Indicates how the model is encoded in the file, and is specific to each model type. If backwards-incompatible changes are made to the format, a new model_format must be used. On the other hand, an existing format may be extended with new datasets, attributes, etc. while maintaining backwards compatibility.

model_version

Simple integer version of the model for a particular configuration, incremented only when semantic content changes to the model occur. Thus, model_format may be updated without changing this version, provided that the new parameters describe the same model.

model_target (optional)

Human-readable string describing the applicable targets and / or configurations of the model. Note that because models may be shared (e.g., multiple receptors may have the same SEFD model), this might be more general than the target the user requested.

model_comment (optional)

Human-readable string which may describe the provenance of the model or any other comments about it.

model_created (optional)

Timestamp at which the model was created, in RFC 3339 format.

model_author (optional)

Name of the person who created the model. It may optionally include an email address in angle brackets (name-addr format in RFC 2822).

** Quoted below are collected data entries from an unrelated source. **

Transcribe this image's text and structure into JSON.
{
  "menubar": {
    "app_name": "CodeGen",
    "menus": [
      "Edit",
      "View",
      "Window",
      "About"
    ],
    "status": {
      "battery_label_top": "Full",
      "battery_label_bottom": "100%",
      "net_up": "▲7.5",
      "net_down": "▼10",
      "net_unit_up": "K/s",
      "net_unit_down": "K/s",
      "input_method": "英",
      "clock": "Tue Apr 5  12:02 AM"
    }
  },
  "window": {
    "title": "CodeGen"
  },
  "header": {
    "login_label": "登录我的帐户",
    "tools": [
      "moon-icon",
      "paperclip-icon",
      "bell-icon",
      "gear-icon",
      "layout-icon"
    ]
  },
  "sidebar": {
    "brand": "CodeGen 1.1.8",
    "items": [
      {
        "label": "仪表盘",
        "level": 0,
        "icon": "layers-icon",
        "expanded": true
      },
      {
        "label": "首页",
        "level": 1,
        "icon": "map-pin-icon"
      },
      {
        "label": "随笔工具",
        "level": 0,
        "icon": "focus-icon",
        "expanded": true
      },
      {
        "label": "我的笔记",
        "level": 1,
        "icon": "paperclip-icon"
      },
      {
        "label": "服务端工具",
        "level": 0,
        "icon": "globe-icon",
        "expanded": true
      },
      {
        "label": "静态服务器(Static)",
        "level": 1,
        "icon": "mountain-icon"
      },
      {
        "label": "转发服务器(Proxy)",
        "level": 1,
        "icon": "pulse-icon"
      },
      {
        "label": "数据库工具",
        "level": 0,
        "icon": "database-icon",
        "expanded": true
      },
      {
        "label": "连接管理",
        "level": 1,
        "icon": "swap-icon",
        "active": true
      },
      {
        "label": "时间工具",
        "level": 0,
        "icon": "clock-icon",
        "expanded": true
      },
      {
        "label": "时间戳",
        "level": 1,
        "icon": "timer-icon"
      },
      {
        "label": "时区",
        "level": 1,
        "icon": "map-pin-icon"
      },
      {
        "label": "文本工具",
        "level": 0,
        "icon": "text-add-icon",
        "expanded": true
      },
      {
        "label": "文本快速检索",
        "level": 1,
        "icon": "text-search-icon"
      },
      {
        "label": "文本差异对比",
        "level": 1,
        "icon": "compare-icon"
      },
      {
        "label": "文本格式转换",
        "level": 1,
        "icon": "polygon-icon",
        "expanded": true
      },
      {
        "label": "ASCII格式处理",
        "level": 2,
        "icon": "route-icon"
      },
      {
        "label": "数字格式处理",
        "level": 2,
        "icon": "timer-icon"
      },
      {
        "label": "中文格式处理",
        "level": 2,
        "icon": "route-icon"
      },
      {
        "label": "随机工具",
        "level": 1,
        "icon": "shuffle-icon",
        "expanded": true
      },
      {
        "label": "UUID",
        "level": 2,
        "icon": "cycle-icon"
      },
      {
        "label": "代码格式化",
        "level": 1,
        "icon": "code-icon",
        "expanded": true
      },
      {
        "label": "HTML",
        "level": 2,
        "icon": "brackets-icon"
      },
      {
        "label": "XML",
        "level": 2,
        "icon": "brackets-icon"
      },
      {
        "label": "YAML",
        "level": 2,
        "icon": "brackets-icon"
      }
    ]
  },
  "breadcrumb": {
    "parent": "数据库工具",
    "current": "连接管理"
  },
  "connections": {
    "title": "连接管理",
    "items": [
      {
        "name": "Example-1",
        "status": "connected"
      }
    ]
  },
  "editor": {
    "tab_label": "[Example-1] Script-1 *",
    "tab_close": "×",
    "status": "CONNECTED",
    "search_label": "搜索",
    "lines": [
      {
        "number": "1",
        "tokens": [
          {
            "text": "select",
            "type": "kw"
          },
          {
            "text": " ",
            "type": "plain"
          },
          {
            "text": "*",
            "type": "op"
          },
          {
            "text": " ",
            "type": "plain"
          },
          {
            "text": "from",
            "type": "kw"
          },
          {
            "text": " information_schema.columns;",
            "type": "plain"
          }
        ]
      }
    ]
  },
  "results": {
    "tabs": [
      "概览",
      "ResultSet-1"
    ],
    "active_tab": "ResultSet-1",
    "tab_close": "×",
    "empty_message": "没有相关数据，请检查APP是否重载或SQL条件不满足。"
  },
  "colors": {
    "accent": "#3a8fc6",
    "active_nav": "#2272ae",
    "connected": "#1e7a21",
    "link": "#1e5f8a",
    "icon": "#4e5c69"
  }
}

Physical units are unscaled. In other words, frequencies are in units of Hz, flux density in units Jy and so on. Angles are in radians, or expressed as direction cosines when appropriate.

RFI Mask

This specifies frequencies which are affected by Radio Frequency Interference (RFI). It is assumed that the RFI environment is consistent across a whole telescope.

Attributes

model_type

rfi_mask

model_format

ranges

mask_auto_correlations

A boolean to indicate whether auto-correlations (both same-hand and cross-hand) should be masked, in which case it is done for frequencies covered by any of the ranges. That is, if this is False, no auto-correlations will be masked for RFI. If this is True, auto-correlations are considered to be very short (zero-length) baselines and treated like any other baselines.

Datasets

ranges

A 1D dataset with the following columns

min_frequency, max_frequency (float)

Frequencies of an RFI-affected region of the spectrum. Channels are masked if any part of the channel lies inside any of the ranges.

max_baseline (float)

Maximum (inclusive) baseline length for which these frequencies should be masked. This should be non-negative. To mask all baselines, use ∞.

Band mask

A band mask is similar to an RFI mask, but indicates frequencies that are unusable due to the receiver response rather than RFI (it can also include digital effects, such as a digital band-pass filter). It specifies ranges relative to the digitiser band, making it suitable for describing effects that occur after down-conversion in a heterodyne system.

Attributes

model_type

band_mask

model_format

ranges

Datasets

fractional_ranges

A 1D dataset with the following columns

min_fraction, max_fraction (float)

Range of the band to mask. The values are between 0.0 and 1.0, with 0.0 indicating the lowest nominal frequency and 1.0 the highest nominal frequency (both in the digitised bandwidth). Channel i should be masked if \([\frac{i-0.5}{nchans}, \frac{i+0.5}{nchans}]\) overlaps any of the ranges. Note that this means that channel 0 is centred at 0.0 but extends below it.